By Mary Welch

Visible Genetics Inc. and PE Biosystems entered a $25 million worldwide licensing and collaboration agreement that gives Visible Genetics access to certain patents and intellectual property owned or exclusively licensed by PE Biosystems.

The agreement enables Visible Genetics (VGI) to use certain PE Biosystems technology to manufacture and sell DNA sequencing instruments. It also allows VGI to manufacture and sell clinical sequencing kits to run on DNA sequencing instruments manufactured by VGI, PE Biosystems and third parties.

In addition, the companies will collaborate to provide access to technology to help VGI's development and commercialization of new diagnostic tests using the licensed technology, particularly as it relates to the detection of disease states, genetic markers and infectious processes.

As part of the agreement, Toronto-based VGI will pay PE Biosystems a $25 million licensing fee over four years, as well as royalties based on sales, in return for access to the technology and installed instrument customer base.

"This is very important for us," said Richard Daly, president and CEO of Visible Genetics. "It is critical for us to get access to PE Biosystems' technology in order to really expand the commercialization of the clinical sequencing arena.
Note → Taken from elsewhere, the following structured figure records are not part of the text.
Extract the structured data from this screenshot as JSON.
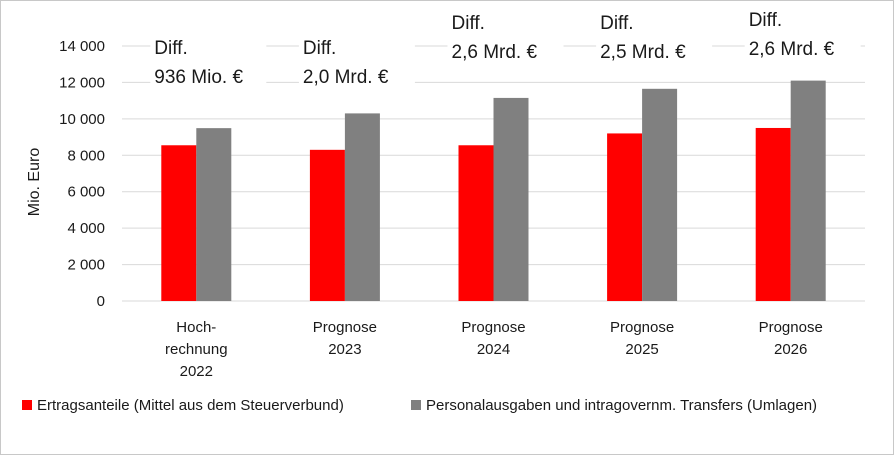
{
  "chart_data": {
    "type": "bar",
    "title": "",
    "xlabel": "",
    "ylabel": "Mio. Euro",
    "ylim": [
      0,
      14000
    ],
    "yticks": [
      "0",
      "2 000",
      "4 000",
      "6 000",
      "8 000",
      "10 000",
      "12 000",
      "14 000"
    ],
    "ytick_values": [
      0,
      2000,
      4000,
      6000,
      8000,
      10000,
      12000,
      14000
    ],
    "grid": true,
    "legend_position": "bottom",
    "categories": [
      [
        "Hoch-",
        "rechnung",
        "2022"
      ],
      [
        "Prognose",
        "2023"
      ],
      [
        "Prognose",
        "2024"
      ],
      [
        "Prognose",
        "2025"
      ],
      [
        "Prognose",
        "2026"
      ]
    ],
    "series": [
      {
        "name": "Ertragsanteile (Mittel aus dem Steuerverbund)",
        "color": "#ff0000",
        "values": [
          8550,
          8300,
          8550,
          9200,
          9500
        ]
      },
      {
        "name": "Personalausgaben und intragovernm. Transfers (Umlagen)",
        "color": "#808080",
        "values": [
          9490,
          10300,
          11150,
          11650,
          12100
        ]
      }
    ],
    "annotations": [
      [
        "Diff.",
        "936 Mio. €"
      ],
      [
        "Diff.",
        "2,0 Mrd. €"
      ],
      [
        "Diff.",
        "2,6 Mrd. €"
      ],
      [
        "Diff.",
        "2,5 Mrd. €"
      ],
      [
        "Diff.",
        "2,6 Mrd. €"
      ]
    ]
  }
}
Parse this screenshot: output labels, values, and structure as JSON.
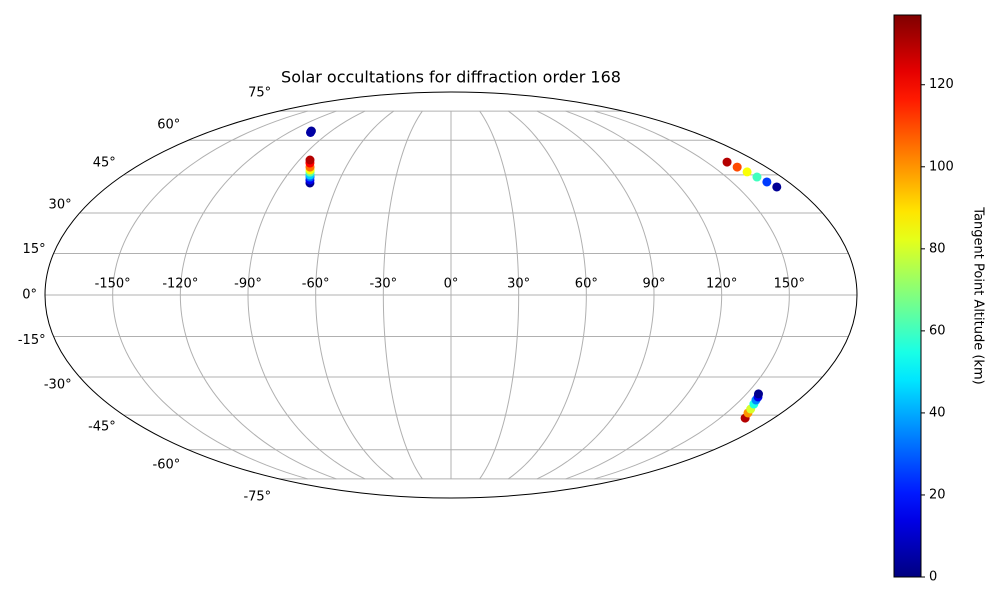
{
  "chart_data": {
    "type": "scatter",
    "projection": "mollweide",
    "title": "Solar occultations for diffraction order 168",
    "x": [
      -105,
      -104,
      -75,
      -75.9,
      -76.8,
      -77.5,
      -78.5,
      -79.3,
      -80.5,
      -82.3,
      -83.7,
      161.9,
      163.4,
      165.1,
      166.7,
      168.6,
      170.6,
      164.0,
      161.8,
      160.6,
      159.2,
      158.0,
      157.4,
      156.1
    ],
    "y": [
      64.4,
      63.7,
      41.7,
      42.9,
      44.1,
      44.9,
      46.1,
      47.0,
      48.2,
      49.9,
      51.2,
      50.3,
      48.2,
      46.2,
      44.1,
      42.1,
      40.1,
      -46.2,
      -44.1,
      -42.5,
      -40.5,
      -38.9,
      -37.7,
      -36.5
    ],
    "c": [
      3,
      5,
      2,
      15,
      30,
      45,
      65,
      85,
      105,
      120,
      130,
      130,
      110,
      85,
      60,
      25,
      3,
      130,
      100,
      80,
      55,
      35,
      15,
      2
    ],
    "xticks": [
      {
        "value": -150,
        "label": "-150°"
      },
      {
        "value": -120,
        "label": "-120°"
      },
      {
        "value": -90,
        "label": "-90°"
      },
      {
        "value": -60,
        "label": "-60°"
      },
      {
        "value": -30,
        "label": "-30°"
      },
      {
        "value": 0,
        "label": "0°"
      },
      {
        "value": 30,
        "label": "30°"
      },
      {
        "value": 60,
        "label": "60°"
      },
      {
        "value": 90,
        "label": "90°"
      },
      {
        "value": 120,
        "label": "120°"
      },
      {
        "value": 150,
        "label": "150°"
      }
    ],
    "yticks": [
      {
        "value": 75,
        "label": "75°"
      },
      {
        "value": 60,
        "label": "60°"
      },
      {
        "value": 45,
        "label": "45°"
      },
      {
        "value": 30,
        "label": "30°"
      },
      {
        "value": 15,
        "label": "15°"
      },
      {
        "value": 0,
        "label": "0°"
      },
      {
        "value": -15,
        "label": "-15°"
      },
      {
        "value": -30,
        "label": "-30°"
      },
      {
        "value": -45,
        "label": "-45°"
      },
      {
        "value": -60,
        "label": "-60°"
      },
      {
        "value": -75,
        "label": "-75°"
      }
    ],
    "grid": true,
    "colormap": "jet",
    "colorbar": {
      "label": "Tangent Point Altitude (km)",
      "lim": [
        0,
        137
      ],
      "ticks": [
        0,
        20,
        40,
        60,
        80,
        100,
        120
      ]
    }
  }
}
We can now make four-color sequencing kits that will run on their instruments."

Elise Wang, first vice president at PaineWebber Inc. in New York, wrote in a research report that the deal provides "significant leverage for Visible Genetics as PE Biosystems' instruments are widely used for DNA sequencing and currently represent an installed base of approximately 30,000 systems."

It also is a "major step in Visible Genetics' efforts to create an open system that is applicable to a wide number of platforms," she wrote. "We believe this agreement may lead to a broader collaboration with PE Biosystems as Visible Genetics has significant expertise in developing genotypic test kits and software for clinical applications."

Daly said the deal opens the door to "future collaborations in the area of identifying additional targets in the clinical setting."

Another positive aspect of the deal is that PE Biosystems, of Foster City, Calif., dropped its patent infringement suit against VGI. The company filed the suit in January. It involved two patents licensed to PE Biosystems from the California Institute of Technology.

"That was certainly an important element to the deal," Daly said. "But not the most important one. The most important ones are accessing their installed base and collaborations in the future."

In addition, VGI gains access to other PE Biosystems chemistry patents, which are for the manufacture of certain reagent products to be used on PE Biosystems-manufactured instruments, as well as third-party sequencing instruments.

VGI now will manufacture and sell clinical sequencing kits for its OpenGene clinical sequencing systems, as well as PE Biosystems instruments. The OpenGene system employs patented CLIP technology - a single-step, bi-directional sequencing method that significantly reduces the time and cost involved in identifying clinically relevant genetic information. The OpenGene System consists of automated DNA sequencers, disposable gel cassettes, related equipment and software and disease-specific GeneKits. The company is targeting HIV as its first clinical diagnostic application.

Last month VGI raised $76 million in a follow-on public offering aimed at providing working capital as it moves to provide a genetic diagnostic for HIV genotyping. (See BioWorld Today, March 31, 2000, p. 1.)

Visible Genetics' stock (NASDAQ:VIGN) closed Tuesday at $45.812, up $4.875. PE Biosystems (NYSE:PEB) closed at $79.50, up $7.562.